Knowing nothing about the coin, the distribution of probable 'p' values is a uniform distribution from 0 to 1.
How can I update this distribution of probable 'p' values after observing X heads out of Y trials?
Seems like Bayesian is the natural approach here. Since prior of p is unif(0,1), posterior is Beta(X+1, Y-X+1) as already answered by jbowman.
So I'll add the details here. Let $x_i$, $i=1,\ldots,Y$ be the outcomes from coin tosses. Given: $\sum_{i=1}^Y x_i = X$, the number of heads. Let $\theta = Pr(X_i = 1)$, where we'll treat 'head' as 1. Therefore, the random variable $X_i \sim Bernoulli(\theta)$, with 'head' as the 'success'.
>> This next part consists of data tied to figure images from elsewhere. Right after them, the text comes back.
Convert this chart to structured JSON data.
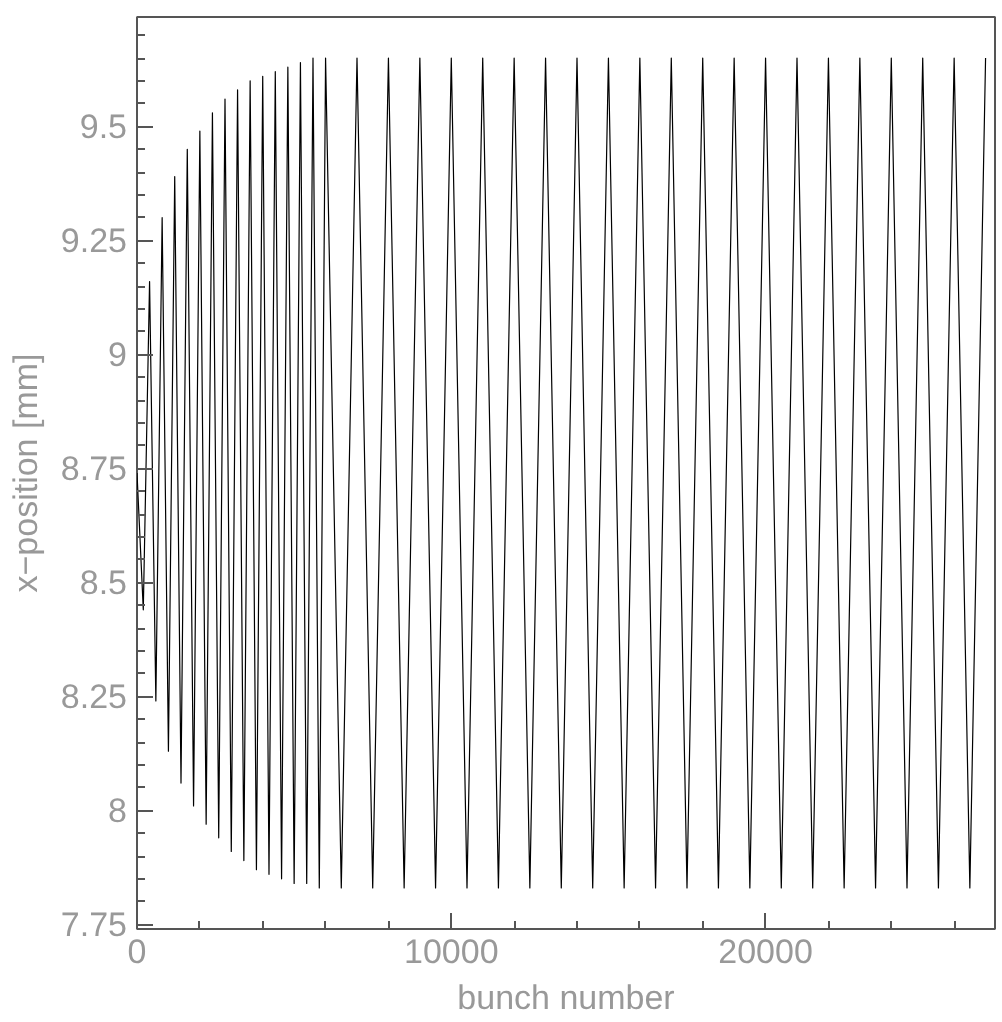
{
  "chart_data": {
    "type": "line",
    "xlabel": "bunch number",
    "ylabel": "x−position [mm]",
    "xlim": [
      0,
      27300
    ],
    "ylim": [
      7.74,
      9.74
    ],
    "xticks": [
      0,
      10000,
      20000
    ],
    "yticks": [
      7.75,
      8,
      8.25,
      8.5,
      8.75,
      9,
      9.25,
      9.5
    ],
    "grid": false,
    "marker": "none",
    "line_style": "solid",
    "series": [
      {
        "color": "#000000",
        "x": [
          0,
          200,
          400,
          600,
          800,
          1000,
          1200,
          1400,
          1600,
          1800,
          2000,
          2200,
          2400,
          2600,
          2800,
          3000,
          3200,
          3400,
          3600,
          3800,
          4000,
          4200,
          4400,
          4600,
          4800,
          5000,
          5200,
          5400,
          5600,
          5800,
          6000,
          6500,
          7000,
          7500,
          8000,
          8500,
          9000,
          9500,
          10000,
          10500,
          11000,
          11500,
          12000,
          12500,
          13000,
          13500,
          14000,
          14500,
          15000,
          15500,
          16000,
          16500,
          17000,
          17500,
          18000,
          18500,
          19000,
          19500,
          20000,
          20500,
          21000,
          21500,
          22000,
          22500,
          23000,
          23500,
          24000,
          24500,
          25000,
          25500,
          26000,
          26500,
          27000
        ],
        "values": [
          8.74,
          8.44,
          9.16,
          8.24,
          9.3,
          8.13,
          9.39,
          8.06,
          9.45,
          8.01,
          9.49,
          7.97,
          9.53,
          7.94,
          9.56,
          7.91,
          9.58,
          7.89,
          9.6,
          7.87,
          9.61,
          7.86,
          9.62,
          7.85,
          9.63,
          7.84,
          9.64,
          7.84,
          9.65,
          7.83,
          9.65,
          7.83,
          9.65,
          7.83,
          9.65,
          7.83,
          9.65,
          7.83,
          9.65,
          7.83,
          9.65,
          7.83,
          9.65,
          7.83,
          9.65,
          7.83,
          9.65,
          7.83,
          9.65,
          7.83,
          9.65,
          7.83,
          9.65,
          7.83,
          9.65,
          7.83,
          9.65,
          7.83,
          9.65,
          7.83,
          9.65,
          7.83,
          9.65,
          7.83,
          9.65,
          7.83,
          9.65,
          7.83,
          9.65,
          7.83,
          9.65,
          7.83,
          9.65
        ]
      }
    ]
  }
}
Given prior for $\theta$: $f(\theta) = 1 I(\theta \in (0,1))$, which is unif(0,1). Since $\sum_{i=1}^Y x_i$ is $Binomial(Y,\theta)$, the likelihood is $Pr(\sum_{i=1}^Y x_i = X) = K\theta^X(1-\theta)^{Y-X}$, where $K$ is $Y$ choose $X$.
Now, posterior of $\theta$: $f(\theta\mid D) = \frac{f(D\mid\theta)f(\theta)}{\int_{0}^{1}f(D\mid\theta)f(\theta)d\theta}$, where $D$ is $\sum_{i=1}^Y x_i$, the 'data'. Therefore, $f(\theta\mid D) = \frac{K\theta^X(1-\theta)^{Y-X}}{K\int_{0}^{1}\theta^{X}(1-\theta)^{Y-X}d\theta} = \frac{\theta^X(1-\theta)^{Y-X}}{Beta(X+1, Y-X+1)}$, which is the density function of the Beta distribution with parameters $X+1$ and $Y-X+1$. $Beta(,)$ is the Beta function.
I have gone through an example of updating the probability of $p$ after each observation, starting with a flat prior - with a graph of the posterior probability of $p$ after each update. Basically the same as the other 2 answers, but graphed it, and done sequentially after each new flip.